Georgia School District Bans Coach From Praying With Team After Atheists Complain
A school district in Georgia has told a high school football coach and school district employees that they cannot participate in student-led prayer after the nation's largest secularist legal organization filed a complaint about coach-led prayer.
The Coweta County School System has issued a formal guidance on "prayer in school" following an Oct. 25 complaint from the Wisconsin-based Freedom From Religion Foundation in regards to East Coweta High School football coach John Small engaging his team in prayer.
"Representatives of the school cannot participate in any student initiated/student led prayer or worship while acting in their official capacity," a legal memorandum written by Coweta school board attorney Nathan Lee that was passed on to employees at all district schools on Monday, reads.
The memo, which was obtained by the The Christian Post, explains that even if the prayer is student-led, teachers, coaches and all other staff members cannot "join hands, bow their heads, take a knee or commit another act that otherwise manifests approval with the students' religious exercise, at least where it would be perceived by a reasonable observer to display government endorsement of religion."
"The courts have left open little leeway in this area, where the historical context of the employee's actions would not cause the perception of government endorsement, but has not definitely articulated what that would look like," the memo states. "Accordingly, it is best to avoid the perception of government endorsement by all employees refraining from any action that may be perceived as endorsement, silent or otherwise."
"Nevertheless, nothing compels an employee to make their non-participation vehemently obvious or to leave or flee the religious observance or prayer," the memorandum added. "Additionally, an employee is allowed to have supervisory or custodial role in student initiated and run organizations, so long that it is clear that role is custodial."
The memo comes after FFRF legal fellow Christopher Line sent a letter to Superintendent Steve Barker that included a picture of Small engaging his team in prayer. Although it is not made clear as to when the picture was taken of Small praying with his team, Line argues that Small's praying with his student-athletes is an entanglement of religion and a violation of the Establishment Clause of the First Amendment to the United States Constitution.
"Coach Small's conduct is unconstitutional because he endorses and promotes his religion when acting in his official capacity as a school district employee," Line's letter explains. "Certainly, he represents the school and the team when he acts in his official role as Head Coach of the [East] Coweta High School football team. Therefore, he cannot lead his team in prayer and he cannot organize or advocate for students to lead team prayer either."

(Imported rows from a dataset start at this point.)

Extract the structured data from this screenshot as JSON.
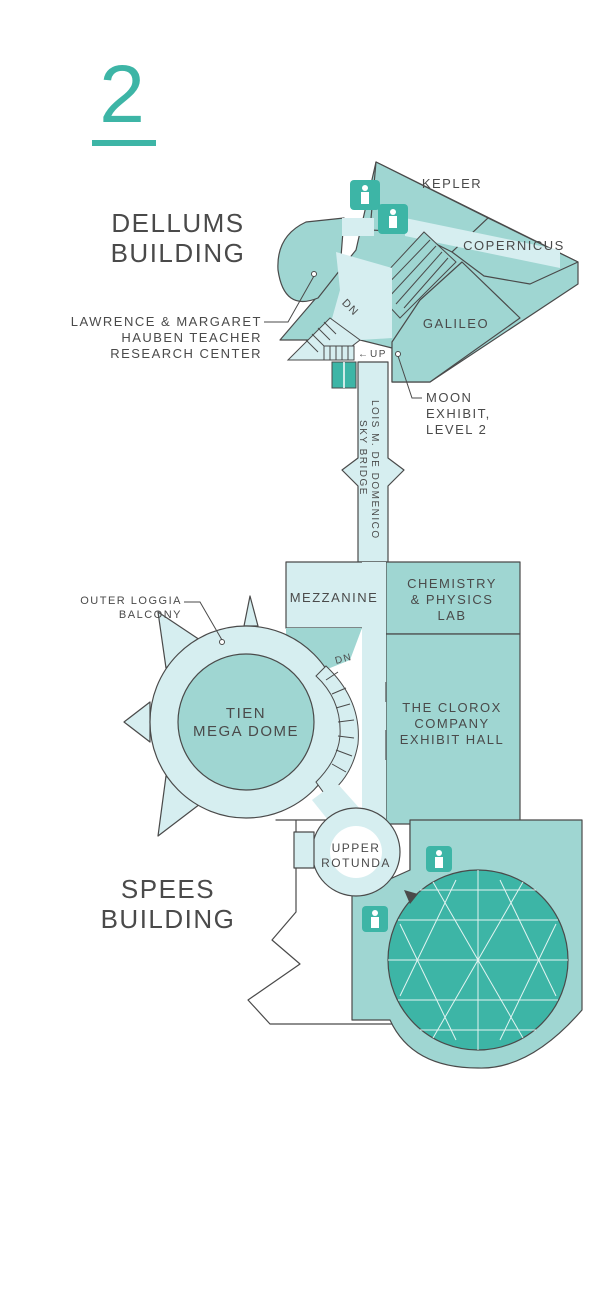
{
  "floor": {
    "number": "2"
  },
  "colors": {
    "accent": "#3db5a6",
    "room": "#9fd6d2",
    "hall": "#d6eef0",
    "outline": "#4a4a4a",
    "text": "#4a4a4a"
  },
  "buildings": [
    {
      "id": "dellums",
      "lines": [
        "DELLUMS",
        "BUILDING"
      ]
    },
    {
      "id": "spees",
      "lines": [
        "SPEES",
        "BUILDING"
      ]
    }
  ],
  "rooms": {
    "kepler": "KEPLER",
    "copernicus": "COPERNICUS",
    "galileo": "GALILEO",
    "mezzanine": "MEZZANINE",
    "lab": [
      "CHEMISTRY",
      "& PHYSICS",
      "LAB"
    ],
    "clorox": [
      "THE CLOROX",
      "COMPANY",
      "EXHIBIT HALL"
    ],
    "dome": [
      "TIEN",
      "MEGA DOME"
    ],
    "rotunda": [
      "UPPER",
      "ROTUNDA"
    ]
  },
  "callouts": {
    "hauben": [
      "LAWRENCE & MARGARET",
      "HAUBEN TEACHER",
      "RESEARCH CENTER"
    ],
    "moon": [
      "MOON",
      "EXHIBIT,",
      "LEVEL 2"
    ],
    "loggia": [
      "OUTER LOGGIA",
      "BALCONY"
    ]
  },
  "bridge": [
    "LOIS M. DE DOMENICO",
    "SKY BRIDGE"
  ],
  "stairs": {
    "dn_top": "DN",
    "up": "UP",
    "dn_mezz": "DN"
  },
  "icons": [
    "restroom-icon",
    "elevator-icon",
    "stairs-icon",
    "entrance-arrow-icon"
  ]
}
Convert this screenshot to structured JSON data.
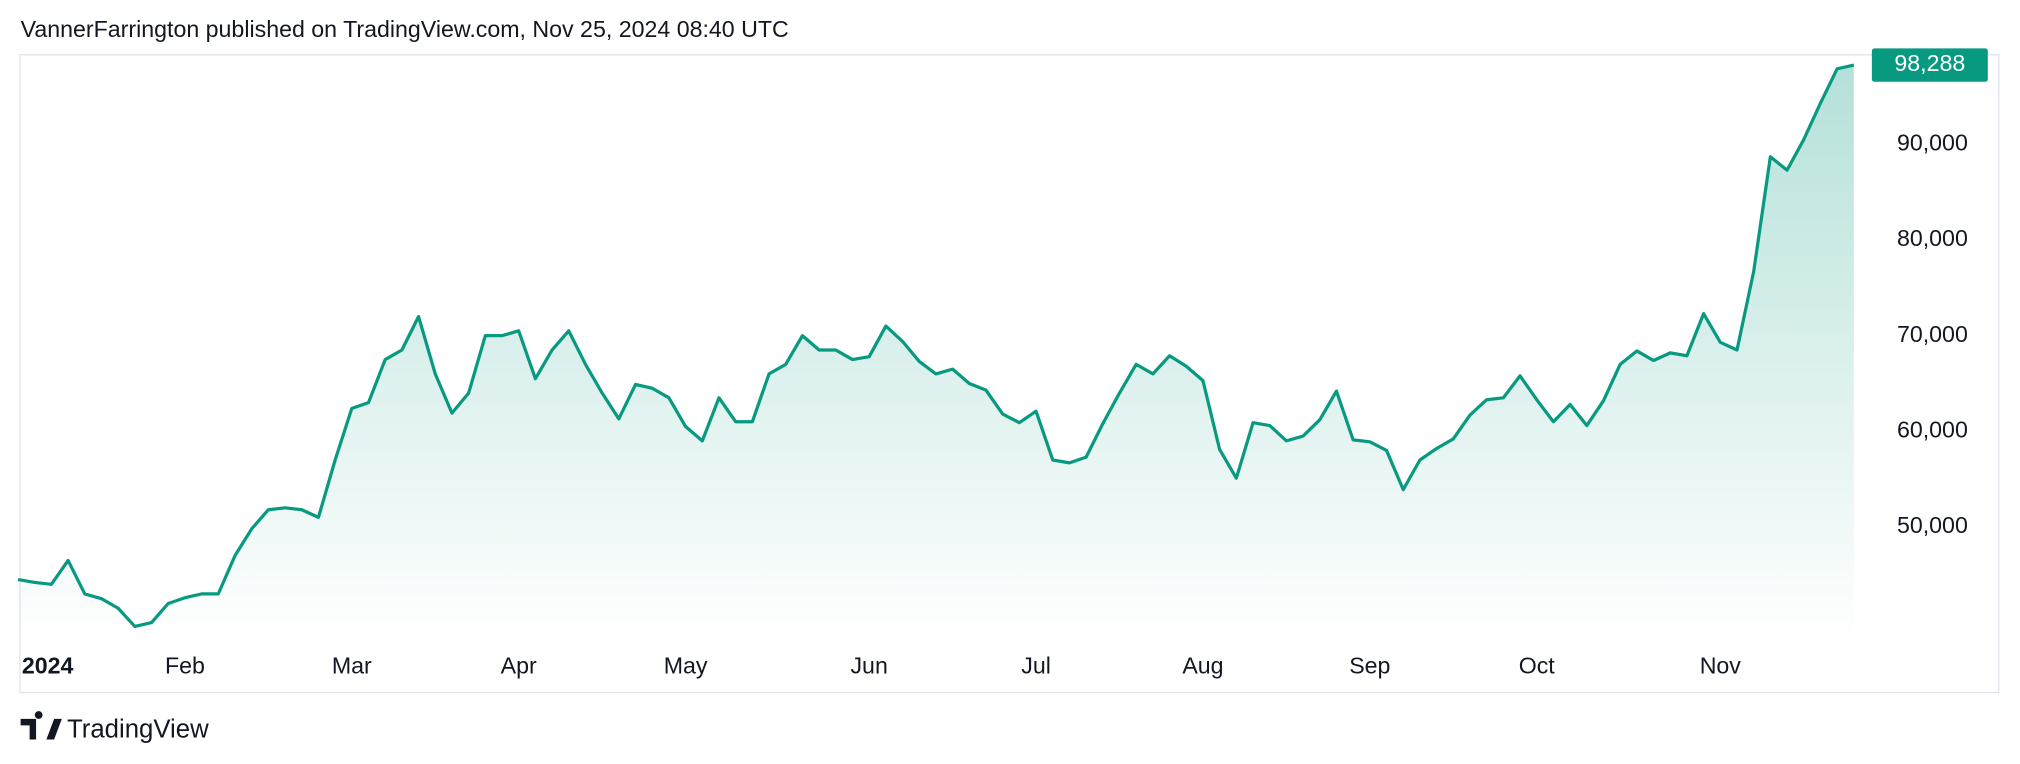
{
  "header": "VannerFarrington published on TradingView.com, Nov 25, 2024 08:40 UTC",
  "footer": "TradingView",
  "chart_data": {
    "type": "line",
    "color": "#089981",
    "categories": [
      "2024",
      null,
      null,
      null,
      null,
      null,
      null,
      null,
      null,
      null,
      "Feb",
      null,
      null,
      null,
      null,
      null,
      null,
      null,
      null,
      null,
      "Mar",
      null,
      null,
      null,
      null,
      null,
      null,
      null,
      null,
      null,
      "Apr",
      null,
      null,
      null,
      null,
      null,
      null,
      null,
      null,
      null,
      "May",
      null,
      null,
      null,
      null,
      null,
      null,
      null,
      null,
      null,
      null,
      "Jun",
      null,
      null,
      null,
      null,
      null,
      null,
      null,
      null,
      null,
      "Jul",
      null,
      null,
      null,
      null,
      null,
      null,
      null,
      null,
      null,
      "Aug",
      null,
      null,
      null,
      null,
      null,
      null,
      null,
      null,
      null,
      "Sep",
      null,
      null,
      null,
      null,
      null,
      null,
      null,
      null,
      null,
      "Oct",
      null,
      null,
      null,
      null,
      null,
      null,
      null,
      null,
      null,
      null,
      "Nov",
      null,
      null,
      null,
      null,
      null,
      null,
      null,
      null
    ],
    "values": [
      44500,
      44200,
      44000,
      46500,
      43000,
      42500,
      41500,
      39600,
      40000,
      42000,
      42600,
      43000,
      43000,
      47000,
      49800,
      51800,
      52000,
      51800,
      51000,
      57000,
      62400,
      63000,
      67500,
      68500,
      72000,
      66000,
      61900,
      64000,
      70000,
      70000,
      70500,
      65500,
      68500,
      70500,
      67000,
      64000,
      61300,
      64900,
      64500,
      63500,
      60500,
      59000,
      63500,
      61000,
      61000,
      66000,
      67000,
      70000,
      68500,
      68500,
      67500,
      67800,
      71000,
      69400,
      67300,
      66000,
      66500,
      65000,
      64300,
      61800,
      60900,
      62100,
      57000,
      56700,
      57300,
      60800,
      64000,
      67000,
      66000,
      67900,
      66800,
      65300,
      58100,
      55100,
      60900,
      60600,
      59000,
      59500,
      61200,
      64200,
      59100,
      58900,
      58000,
      53900,
      57000,
      58200,
      59200,
      61700,
      63300,
      63500,
      65800,
      63300,
      61000,
      62800,
      60600,
      63200,
      67000,
      68400,
      67400,
      68200,
      67900,
      72300,
      69300,
      68500,
      76700,
      88700,
      87300,
      90500,
      94300,
      97900,
      98288
    ],
    "price_label": "98,288",
    "ylim": [
      38150,
      99430
    ],
    "yticks": [
      {
        "value": 50000,
        "label": "50,000"
      },
      {
        "value": 60000,
        "label": "60,000"
      },
      {
        "value": 70000,
        "label": "70,000"
      },
      {
        "value": 80000,
        "label": "80,000"
      },
      {
        "value": 90000,
        "label": "90,000"
      }
    ]
  }
}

Line's letter called for an immediate investigation into Small's actions and that the school system put an end to all school-sponsored prayer in all the district's athletic programs.
Dean Jackson, a spokesperson for the school system, told CP on Monday that after receiving Line's letter, Barker asked the school board attorney to provide legal guidance on the matter.
After receiving the guidance from Lee, Barker met with the principals of the three district high schools to inform them of the guideline on prayer on Friday. Lee's memorandum was then sent to the principals of all the other schools in the system on Monday.
FFRF claimed victory when it announced last Friday that Barker had met with the principles to tell them that paid and voluntary school staff are not allowed to participate or lead teams in prayers or other religious activity.
"We appreciate the district's swift action to address the violation and its commitment to protecting the rights of conscience for all of its students," FFRF Co-President Annie Laurie Gaylor said in a statement.
The Coweta systemwide memo comes as the U.S. 9th Circuit Court of Appeals ruled in August against football coach Joe Kennedy, who sued on the grounds that his religious freedom rights were violated when he was punished by a Washington state school district for kneeling in prayer at midfield after games.
The Coweta County School System guidance on prayer in school also included sections on how schools should give equal access to religious and nonreligious on-campus student groups and how schools should protect the rights of students to engage in voluntary prayer on school property before, during and after the school day.